「独ソ戦」大木毅(岩波新書)
「日本軍兵士」吉田裕(中公新書)
「日本軍兵士」は2019年の、「独ソ戦」は2020年の新書大賞を受賞している。いずれもよく売れた本で評価も高い。「日本軍兵士」は大量の戦死者を出したアジア太平洋戦争の末期、兵士たちの証言から仲間がどのように死んでいったのか、どのような飢餓と困窮と恐怖の中で、生き抜いたのかが描かれている。これに類した本はもちろん多数あるのだが、その具体性が特筆すべきで、なかなかの力作だった。大岡昇平をもう読まない世代の方に、ぜひ目を通してほしい本。
「独ソ戦」は、その太平洋戦争をはるかに上回る戦死者を出した第二次世界大戦の本丸、ドイツのソ連侵攻とソ連の猛反撃の有様を、独ソ双方に(比較的)公平な立場で、資料を駆使しながら描いたもの。独ソ戦の全体像を個々の戦闘から、全体戦略にいたるまで描き切るのは新書一冊では足りないのだが、それでも戦争の概要をくっきりと描き切っている。ソ連の戦争関連死者は2000万から2700万人と言われている。ドイツは600万人が死んだ。想像を絶する死者数である。

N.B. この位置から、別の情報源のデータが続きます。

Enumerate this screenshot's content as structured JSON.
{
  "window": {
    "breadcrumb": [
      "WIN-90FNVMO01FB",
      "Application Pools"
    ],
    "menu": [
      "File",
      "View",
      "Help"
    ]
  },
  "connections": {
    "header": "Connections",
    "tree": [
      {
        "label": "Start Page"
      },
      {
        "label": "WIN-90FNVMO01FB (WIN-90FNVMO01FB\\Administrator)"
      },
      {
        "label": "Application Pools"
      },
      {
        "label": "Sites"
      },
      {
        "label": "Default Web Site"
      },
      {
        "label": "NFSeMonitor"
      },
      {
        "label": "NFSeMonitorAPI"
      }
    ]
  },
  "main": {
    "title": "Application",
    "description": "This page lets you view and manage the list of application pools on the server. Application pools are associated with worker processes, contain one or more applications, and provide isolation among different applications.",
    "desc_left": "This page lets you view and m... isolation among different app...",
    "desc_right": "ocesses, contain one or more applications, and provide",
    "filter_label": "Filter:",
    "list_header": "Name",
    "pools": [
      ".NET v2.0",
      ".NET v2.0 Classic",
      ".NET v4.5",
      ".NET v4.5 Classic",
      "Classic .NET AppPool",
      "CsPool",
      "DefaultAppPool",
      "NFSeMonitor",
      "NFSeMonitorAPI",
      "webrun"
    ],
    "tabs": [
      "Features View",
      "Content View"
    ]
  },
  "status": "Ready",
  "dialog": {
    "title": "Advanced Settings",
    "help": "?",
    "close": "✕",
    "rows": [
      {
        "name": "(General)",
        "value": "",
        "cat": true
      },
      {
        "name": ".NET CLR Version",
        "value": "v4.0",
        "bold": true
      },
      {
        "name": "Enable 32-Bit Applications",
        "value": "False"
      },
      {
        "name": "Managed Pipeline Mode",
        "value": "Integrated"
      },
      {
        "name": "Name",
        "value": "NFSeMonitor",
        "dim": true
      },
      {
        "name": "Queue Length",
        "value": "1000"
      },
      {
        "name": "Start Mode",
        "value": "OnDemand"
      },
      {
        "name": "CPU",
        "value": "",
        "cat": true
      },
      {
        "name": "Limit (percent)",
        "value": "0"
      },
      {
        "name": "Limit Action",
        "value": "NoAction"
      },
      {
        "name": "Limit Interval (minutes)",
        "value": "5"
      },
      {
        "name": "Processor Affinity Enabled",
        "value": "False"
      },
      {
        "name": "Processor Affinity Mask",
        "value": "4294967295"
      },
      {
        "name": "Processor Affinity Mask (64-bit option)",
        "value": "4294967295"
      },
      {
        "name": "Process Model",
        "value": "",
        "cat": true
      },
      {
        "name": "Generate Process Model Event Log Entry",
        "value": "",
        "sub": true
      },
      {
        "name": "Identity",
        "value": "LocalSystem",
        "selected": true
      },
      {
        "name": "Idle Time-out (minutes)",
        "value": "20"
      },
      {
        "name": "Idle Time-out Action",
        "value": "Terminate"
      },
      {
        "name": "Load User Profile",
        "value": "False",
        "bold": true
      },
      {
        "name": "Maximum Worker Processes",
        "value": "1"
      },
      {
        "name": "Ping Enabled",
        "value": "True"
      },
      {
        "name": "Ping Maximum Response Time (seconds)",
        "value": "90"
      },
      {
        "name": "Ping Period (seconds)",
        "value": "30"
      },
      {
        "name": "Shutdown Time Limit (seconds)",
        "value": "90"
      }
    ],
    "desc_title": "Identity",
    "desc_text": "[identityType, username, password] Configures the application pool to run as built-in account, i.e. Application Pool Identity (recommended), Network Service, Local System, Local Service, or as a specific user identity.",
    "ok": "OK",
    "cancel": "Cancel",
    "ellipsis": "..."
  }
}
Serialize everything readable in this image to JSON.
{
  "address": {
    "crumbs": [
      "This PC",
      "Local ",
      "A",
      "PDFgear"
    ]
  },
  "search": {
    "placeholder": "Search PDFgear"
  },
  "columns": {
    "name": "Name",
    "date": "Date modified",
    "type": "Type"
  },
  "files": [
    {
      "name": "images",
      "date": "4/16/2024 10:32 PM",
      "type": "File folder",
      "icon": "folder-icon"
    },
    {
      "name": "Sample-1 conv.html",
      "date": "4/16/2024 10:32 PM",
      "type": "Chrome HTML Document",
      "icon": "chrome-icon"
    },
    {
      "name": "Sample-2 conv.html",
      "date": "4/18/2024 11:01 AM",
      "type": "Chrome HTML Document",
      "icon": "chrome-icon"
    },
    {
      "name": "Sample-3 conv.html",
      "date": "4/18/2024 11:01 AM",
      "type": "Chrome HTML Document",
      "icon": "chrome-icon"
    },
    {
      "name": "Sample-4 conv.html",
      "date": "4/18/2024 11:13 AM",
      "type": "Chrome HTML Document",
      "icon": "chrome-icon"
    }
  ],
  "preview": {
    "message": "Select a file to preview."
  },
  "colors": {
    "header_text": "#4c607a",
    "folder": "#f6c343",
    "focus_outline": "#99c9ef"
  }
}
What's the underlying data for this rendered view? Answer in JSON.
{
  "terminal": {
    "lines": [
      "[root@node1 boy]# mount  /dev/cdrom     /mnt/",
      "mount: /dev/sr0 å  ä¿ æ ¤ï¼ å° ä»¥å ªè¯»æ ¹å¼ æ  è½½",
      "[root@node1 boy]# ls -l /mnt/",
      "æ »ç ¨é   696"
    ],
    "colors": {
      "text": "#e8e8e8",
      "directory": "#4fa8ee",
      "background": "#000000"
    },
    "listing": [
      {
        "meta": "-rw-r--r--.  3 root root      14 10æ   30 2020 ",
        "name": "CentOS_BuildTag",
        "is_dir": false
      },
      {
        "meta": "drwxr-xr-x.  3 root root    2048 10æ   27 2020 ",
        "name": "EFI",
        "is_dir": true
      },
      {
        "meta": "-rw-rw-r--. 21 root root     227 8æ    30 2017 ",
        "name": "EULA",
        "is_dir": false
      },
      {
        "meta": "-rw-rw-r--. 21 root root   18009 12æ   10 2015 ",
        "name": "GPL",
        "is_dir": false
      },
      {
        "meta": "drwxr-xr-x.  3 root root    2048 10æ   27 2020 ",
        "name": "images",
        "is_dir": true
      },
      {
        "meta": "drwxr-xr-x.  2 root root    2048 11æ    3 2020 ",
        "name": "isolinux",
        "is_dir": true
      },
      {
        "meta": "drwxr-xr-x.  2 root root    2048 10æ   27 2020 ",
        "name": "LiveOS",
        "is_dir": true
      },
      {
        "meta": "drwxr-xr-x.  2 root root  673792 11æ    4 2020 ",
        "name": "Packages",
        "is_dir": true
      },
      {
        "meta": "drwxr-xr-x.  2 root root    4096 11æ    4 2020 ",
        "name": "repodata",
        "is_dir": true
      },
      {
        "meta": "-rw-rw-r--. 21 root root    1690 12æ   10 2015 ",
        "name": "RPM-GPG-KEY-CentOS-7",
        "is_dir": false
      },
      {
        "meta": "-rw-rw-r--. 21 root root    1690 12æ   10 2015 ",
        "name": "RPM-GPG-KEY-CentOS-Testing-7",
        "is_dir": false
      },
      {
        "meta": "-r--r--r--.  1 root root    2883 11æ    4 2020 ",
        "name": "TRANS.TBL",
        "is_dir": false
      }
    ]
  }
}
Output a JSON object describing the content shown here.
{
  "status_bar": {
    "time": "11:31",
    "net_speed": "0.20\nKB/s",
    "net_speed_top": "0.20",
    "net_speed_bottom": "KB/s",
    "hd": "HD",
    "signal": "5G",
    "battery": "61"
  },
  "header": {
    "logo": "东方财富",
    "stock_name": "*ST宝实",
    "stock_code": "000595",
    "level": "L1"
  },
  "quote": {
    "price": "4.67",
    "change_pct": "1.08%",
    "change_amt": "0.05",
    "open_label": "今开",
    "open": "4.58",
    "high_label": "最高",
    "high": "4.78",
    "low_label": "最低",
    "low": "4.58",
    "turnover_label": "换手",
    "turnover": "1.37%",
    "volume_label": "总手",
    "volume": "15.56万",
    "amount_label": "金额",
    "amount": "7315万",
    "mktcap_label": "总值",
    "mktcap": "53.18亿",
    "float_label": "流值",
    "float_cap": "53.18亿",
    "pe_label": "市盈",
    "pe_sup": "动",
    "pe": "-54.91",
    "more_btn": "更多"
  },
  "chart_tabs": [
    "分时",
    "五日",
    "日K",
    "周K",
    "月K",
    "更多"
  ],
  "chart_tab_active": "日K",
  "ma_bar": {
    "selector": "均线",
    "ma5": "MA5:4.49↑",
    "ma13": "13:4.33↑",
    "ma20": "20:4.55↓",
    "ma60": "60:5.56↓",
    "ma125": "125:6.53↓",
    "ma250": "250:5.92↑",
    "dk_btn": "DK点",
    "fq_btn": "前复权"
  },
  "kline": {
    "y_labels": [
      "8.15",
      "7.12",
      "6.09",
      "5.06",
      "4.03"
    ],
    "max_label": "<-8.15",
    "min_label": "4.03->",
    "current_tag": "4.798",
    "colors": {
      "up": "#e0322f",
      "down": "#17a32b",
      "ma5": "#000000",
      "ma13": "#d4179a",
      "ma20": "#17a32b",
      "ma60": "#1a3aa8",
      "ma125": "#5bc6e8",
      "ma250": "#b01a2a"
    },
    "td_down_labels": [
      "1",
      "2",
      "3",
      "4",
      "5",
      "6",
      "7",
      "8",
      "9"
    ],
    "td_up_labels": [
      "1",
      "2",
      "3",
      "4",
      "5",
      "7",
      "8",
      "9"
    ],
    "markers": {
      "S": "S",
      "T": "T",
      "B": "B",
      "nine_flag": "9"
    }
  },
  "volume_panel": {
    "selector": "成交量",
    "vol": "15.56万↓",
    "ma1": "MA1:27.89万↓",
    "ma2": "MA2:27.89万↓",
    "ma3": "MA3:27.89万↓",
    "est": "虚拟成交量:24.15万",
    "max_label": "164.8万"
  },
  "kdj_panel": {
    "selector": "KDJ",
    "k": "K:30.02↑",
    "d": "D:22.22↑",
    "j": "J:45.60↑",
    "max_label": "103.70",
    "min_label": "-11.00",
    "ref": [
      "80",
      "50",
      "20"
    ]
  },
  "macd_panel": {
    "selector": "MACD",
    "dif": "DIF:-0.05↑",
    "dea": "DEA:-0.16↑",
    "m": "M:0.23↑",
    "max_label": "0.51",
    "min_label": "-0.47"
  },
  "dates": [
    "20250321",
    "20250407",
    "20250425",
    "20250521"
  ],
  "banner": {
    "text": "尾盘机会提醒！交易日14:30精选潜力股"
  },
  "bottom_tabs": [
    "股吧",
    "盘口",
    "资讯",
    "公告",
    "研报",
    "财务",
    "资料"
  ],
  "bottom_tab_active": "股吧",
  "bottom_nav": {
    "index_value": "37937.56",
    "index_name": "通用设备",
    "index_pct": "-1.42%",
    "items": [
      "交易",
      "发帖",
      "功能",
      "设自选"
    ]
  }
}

それ以上に、この独ソ戦は、軽侮するスラブ人国家であり憎むべき共産主義国家であるソ連を「絶滅」させようとしたナチスドイツと、大粛清で求心力を失いつつあったスターリンが「大祖国戦争」という位置づけでドイツに反撃し、お互い捕虜協定などを遵守してきたそれまでの戦争形態から、捕虜を殺し民間人を殺戮するような「絶滅戦争」へとより凄惨な地獄に変貌していった過程を冷静に描いている。スターリングラードの攻防はなかなかすさまじい。
独ソ戦については、教科書的な知識とアレクシェービッチの「戦争は女の顔をしていない」くらいしか読んだことがなかったので、戦争の概要と戦略的な推移が読めて面白かった。
二年連続して75年前に終わった大二次世界大戦関連の本。いまだにこうした本が売れるのは一体どうしてなのかとも思うが、人類最大の悲劇の一つだったからで、読むに値する、知るに値する歴史のひとつだから、か。